- Full disclosure: I was terminated for an alleged violation of a policy that did not exist in any document, agreement or employee handbook with circumstantial evidence. (Personal use of a company vehicle, which is widely regarded as a perk of the job.) I received no prior written or verbal warnings, a glowing performance review and achieved sales targets for all measurable sales periods.
- Sales numbers are not objective. Manual adjustments are used by senior management to avoid paying bonuses. For instance: Per the written incentive plan, sales numbers are based on gross sales and returns do not count against the rep's sales. I received a bonus statement stating I had achieved a $40k payout. Then, later received a call from a middle-manager saying my bonus was going to be reduced by $23k because senior managers decided they couldn't afford to pay the original bonus do to a major return from a key customer that affected my territory, but was decided on by the same senior managers. The prior sales year, sales were deducted from the entire sales force because of an alleged miscalculation of house account sales costing thousands of dollars in bonus payouts to the sales reps.
- Reorganizations are constant. In my two years of employment I was moved between two different managers, three different product lines, and gaining and losing accounts and changing geographies on three different occasions. Customers are consistently confused as to who to contact, and employees constantly feel a lack of job security and confusion over sales numbers and expectations.
- Product availability dates are often pushed, frustrating customers who are planning on the product for class starts and sales reps who have worked hard to get the product in use.
- Disorganized.
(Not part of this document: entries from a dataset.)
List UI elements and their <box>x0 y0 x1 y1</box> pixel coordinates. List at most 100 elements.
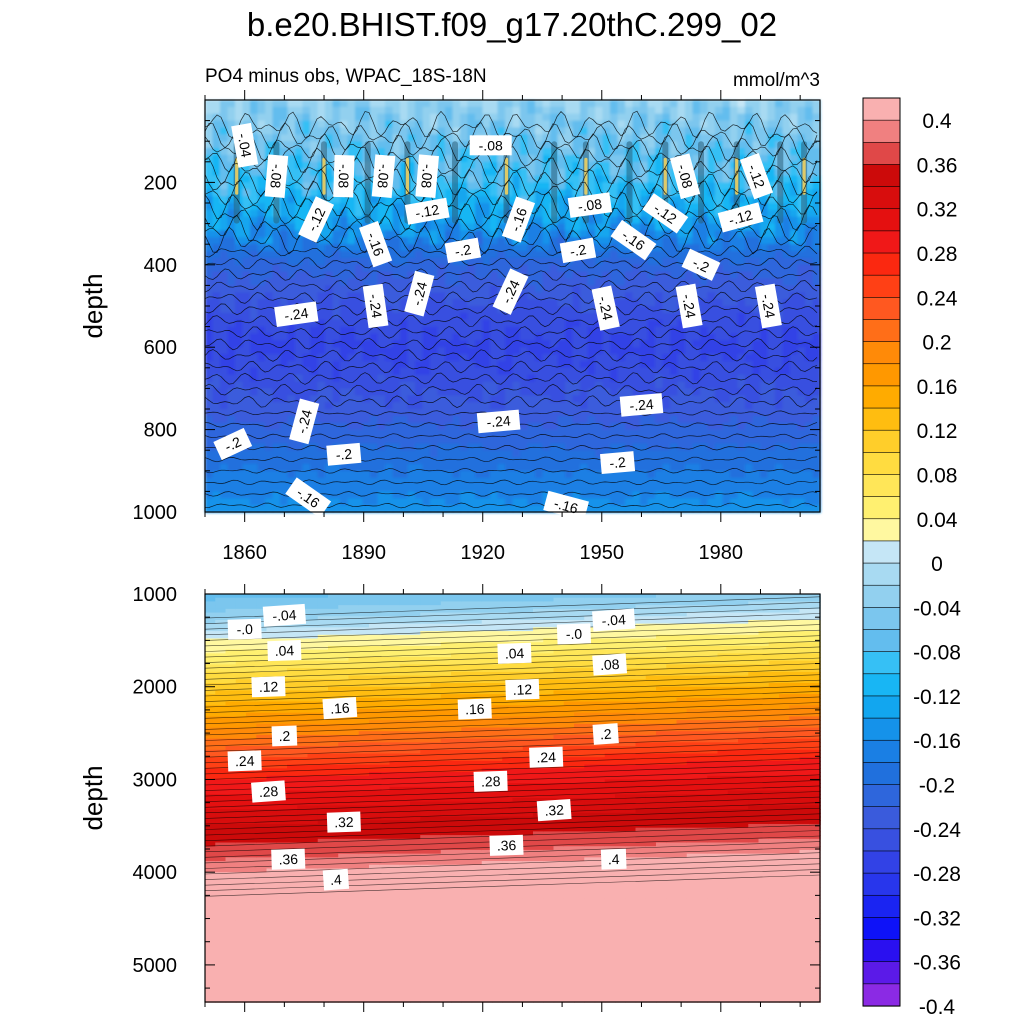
contour-label-text: -.24 <box>366 293 385 319</box>
contour-label: -.24 <box>476 409 521 434</box>
contour-label-text: -.2 <box>222 433 244 454</box>
colorbar-swatch <box>862 917 901 941</box>
contour-label-text: -.08 <box>267 163 285 189</box>
contour-label: -.16 <box>543 490 589 521</box>
contour-label: .36 <box>489 834 524 856</box>
colorbar-swatch <box>862 97 901 121</box>
contour-label-text: -.16 <box>552 495 580 517</box>
subtitle-left: PO4 minus obs, WPAC_18S-18N <box>205 66 487 87</box>
colorbar-label: 0.4 <box>922 110 952 133</box>
colorbar-swatch <box>862 894 901 919</box>
colorbar-label: -0.04 <box>913 597 961 620</box>
contour-label: -.08 <box>469 135 512 156</box>
contour-label: -.08 <box>264 154 289 198</box>
y-tick-label: 400 <box>144 255 177 277</box>
x-tick-label: 1890 <box>341 542 386 564</box>
contour-label: .4 <box>600 848 627 870</box>
contour-label-text: -.16 <box>507 205 530 233</box>
contour-label: -.24 <box>619 393 664 417</box>
contour-label: -.08 <box>333 154 355 198</box>
contour-label-text: .16 <box>330 699 351 716</box>
colorbar-swatch <box>862 872 901 896</box>
y-tick-label: 1000 <box>133 584 178 606</box>
upper-y-axis: 200 400 600 800 1000 <box>133 99 820 524</box>
colorbar-label: 0.32 <box>917 199 958 222</box>
upper-panel: -.04 -.08 -.08 -.08 -.08 -.08 -.08 -.08 -.12 -.12… <box>78 90 821 564</box>
contour-label: .08 <box>592 653 628 676</box>
y-tick-label: 3000 <box>133 769 178 791</box>
colorbar-label: 0.04 <box>917 509 958 532</box>
colorbar-swatch <box>862 496 901 520</box>
colorbar-swatch <box>862 562 901 586</box>
colorbar-swatch <box>862 695 901 719</box>
colorbar-swatch <box>862 961 901 985</box>
colorbar-label: 0.28 <box>917 243 958 266</box>
colorbar-swatch <box>862 739 901 763</box>
colorbar-label: -0.32 <box>913 907 961 930</box>
contour-label: .36 <box>271 848 306 870</box>
contour-label: -.04 <box>592 608 636 632</box>
subtitle-right: mmol/m^3 <box>733 70 820 91</box>
contour-label: -.16 <box>359 221 393 268</box>
y-tick-label: 600 <box>144 337 177 359</box>
contour-label-text: -.24 <box>629 396 655 414</box>
contour-label-text: -.08 <box>335 164 352 189</box>
colorbar-swatch <box>862 629 901 653</box>
contour-label: -.24 <box>404 270 435 317</box>
contour-label-text: -.0 <box>236 621 253 638</box>
colorbar-label: -0.4 <box>919 996 956 1019</box>
contour-label-text: -.08 <box>577 195 603 214</box>
contour-label-text: -.08 <box>479 137 503 153</box>
contour-label: -.24 <box>591 285 620 331</box>
contour-label-text: -.04 <box>272 606 297 624</box>
colorbar-swatch <box>862 518 901 542</box>
contour-label-text: -.24 <box>293 407 315 435</box>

New-hire and ongoing training is poor, and is inconsistent. Systems are dated and the CRM system is excessively complex and needs a good cleaning. Marketing information is not consistent nor easily found which combined with the poor CRM system leads to many many inefficiencies.
- Management is widely known to retaliate against employees who are recruited by and offered positions with the competition.
- The only consistency in the company's strategy is how it radically changes every six months. The people developing the strategy are so out of touch with the customer base and the on-the-ground employees that the corporate strategy often fails. This is largely because execution is shoddy, communication is lacking, and plans also are never given enough time to make a difference.
- The place is an HR nightmare, but the HR staff and managers are often unprofessional and look the other way when blatant policy, ethics, and sexual harassment violations occur.